Quelles sont donc les révélations ?
1. Charles Millon a déclaré n'avoir jamais eu connaissance des rapports Nautilus des 11 septembre et 7 novembre 2002, révélées aux familles des victimes de l'attentat de Karachi que fin 2008. Ces deux rapports, rédigés par la Direction des Constructions Navales, font état d'un lien possible de causalité entre l'attentat et l'arrêt de versements de commissions à des officiels pakistanais.
2. Charles Millon confirme l'existence de rétro-commissions dans certains contrats des contrats d'armement conclus sous le gouvernement Balladur : il est affirmatif pour le contrat «Agosta» (i.e. la vente de 3 sous-marins au Pakistan), il n'a que des soupçonsJe le crois ») en ce qui concerne une vente de frégates à l'Arabie Saoudite (le contrat «Sawari II»).
3. Le renseignement extérieur de l'époque, la DGSE, a trouvé des traces de mouvements de fonds « qui relevaient de contrats de commissions liés à l'armement », sans obtenir de « preuve tangible », en Espagne, en Suisse, à Malte et au Luxembourg. Il n'est pas prouvé que ces mouvements de fonds incluaient des rétro-commissions.

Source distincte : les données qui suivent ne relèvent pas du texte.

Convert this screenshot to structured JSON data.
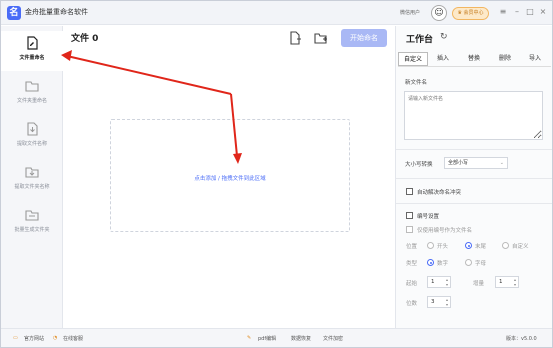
{
  "title_bar": {
    "app_title": "金舟批量重命名软件",
    "user_label": "微信用户",
    "member_button": "会员中心"
  },
  "sidebar": {
    "items": [
      {
        "label": "文件重命名",
        "icon": "file-rename-icon",
        "active": true
      },
      {
        "label": "文件夹重命名",
        "icon": "folder-rename-icon",
        "active": false
      },
      {
        "label": "提取文件名称",
        "icon": "extract-name-icon",
        "active": false
      },
      {
        "label": "提取文件夹名称",
        "icon": "extract-folder-name-icon",
        "active": false
      },
      {
        "label": "批量生成文件夹",
        "icon": "batch-create-folder-icon",
        "active": false
      }
    ]
  },
  "main": {
    "title": "文件 0",
    "start_button": "开始命名",
    "drop_text": "点击添加 / 拖拽文件到此区域"
  },
  "panel": {
    "title": "工作台",
    "tabs": [
      "自定义",
      "插入",
      "替换",
      "删除",
      "导入"
    ],
    "new_name_label": "新文件名",
    "new_name_placeholder": "请输入新文件名",
    "case_label": "大小写转换",
    "case_value": "全部小写",
    "auto_conflict_label": "自动解决命名冲突",
    "numbering_label": "编号设置",
    "numbering_only_label": "仅使用编号作为文件名",
    "position_label": "位置",
    "position_options": [
      "开头",
      "末尾",
      "自定义"
    ],
    "type_label": "类型",
    "type_options": [
      "数字",
      "字母"
    ],
    "start_label": "起始",
    "start_value": "1",
    "step_label": "增量",
    "step_value": "1",
    "digits_label": "位数",
    "digits_value": "3"
  },
  "statusbar": {
    "website": "官方网站",
    "support": "在线客服",
    "pdf": "pdf编辑",
    "recover": "数据恢复",
    "encrypt": "文件加密",
    "version": "版本：v5.0.0"
  },
  "colors": {
    "accent": "#4a6cf7",
    "start_button": "#a9b8f5",
    "member": "#f2b661"
  }
}
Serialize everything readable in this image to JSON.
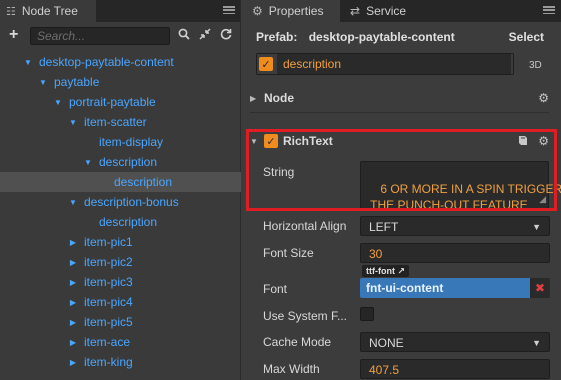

4. Charles Millon explique qu'il a eu une « intime conviction » de l'existence de rétro-commissions dans le contrat pakistanais : « Pour le contrat pakistanais, au vu des rapports des services secrets et des analyses qui ont été effectuées par les services du ministère, on a eu une intime conviction qu'il y avait rétrocommissions. Cela a été le cas du contrat Agosta et Sawari II
5. Charles Millon confirme qu'un dignitaire saoudien, qu'il rencontra après son arrivée au ministère de la Défense, s'est plaint des intermédiaires choisis par le gouvernement français pour le contrat Sawari II, jugés « trop gourmands ».
Ces révélations/confirmations s'ajoutent à ce que l'on sait déjà, depuis longtemps : (1) Les ventes d'armes françaises à l'étranger s'accompagnent de versement de commissions occultes. (2) Nicolas Sarkozy est au courant de ces commissions versées dans le cadre du contrat Agosta ; (3) ces commissions n'ont pas été intégralement versées.
L'Elysée occulte
Jeudi, les familles de victimes ont demandé l'audition de Nicolas Sarkozy, de Dominique de Villepin et de Jacques Chirac. Leur avocat explique : « Les parties civiles insistent également sur le fait qu'une audition de Nicolas Sarkozy est possible, même s'il est couvert par une immunité présidentielle. Il faut que Nicolas Sarkozy lève toute ambiguïté. » Deux femmes ayant perdu un proche lors de cet attentat le 8 mai 2002 à Karachi viennent de publier un livre. Elles y évoquent leur rage, mais aussi les menaces et pressions qu'elles ont subi depuis des années.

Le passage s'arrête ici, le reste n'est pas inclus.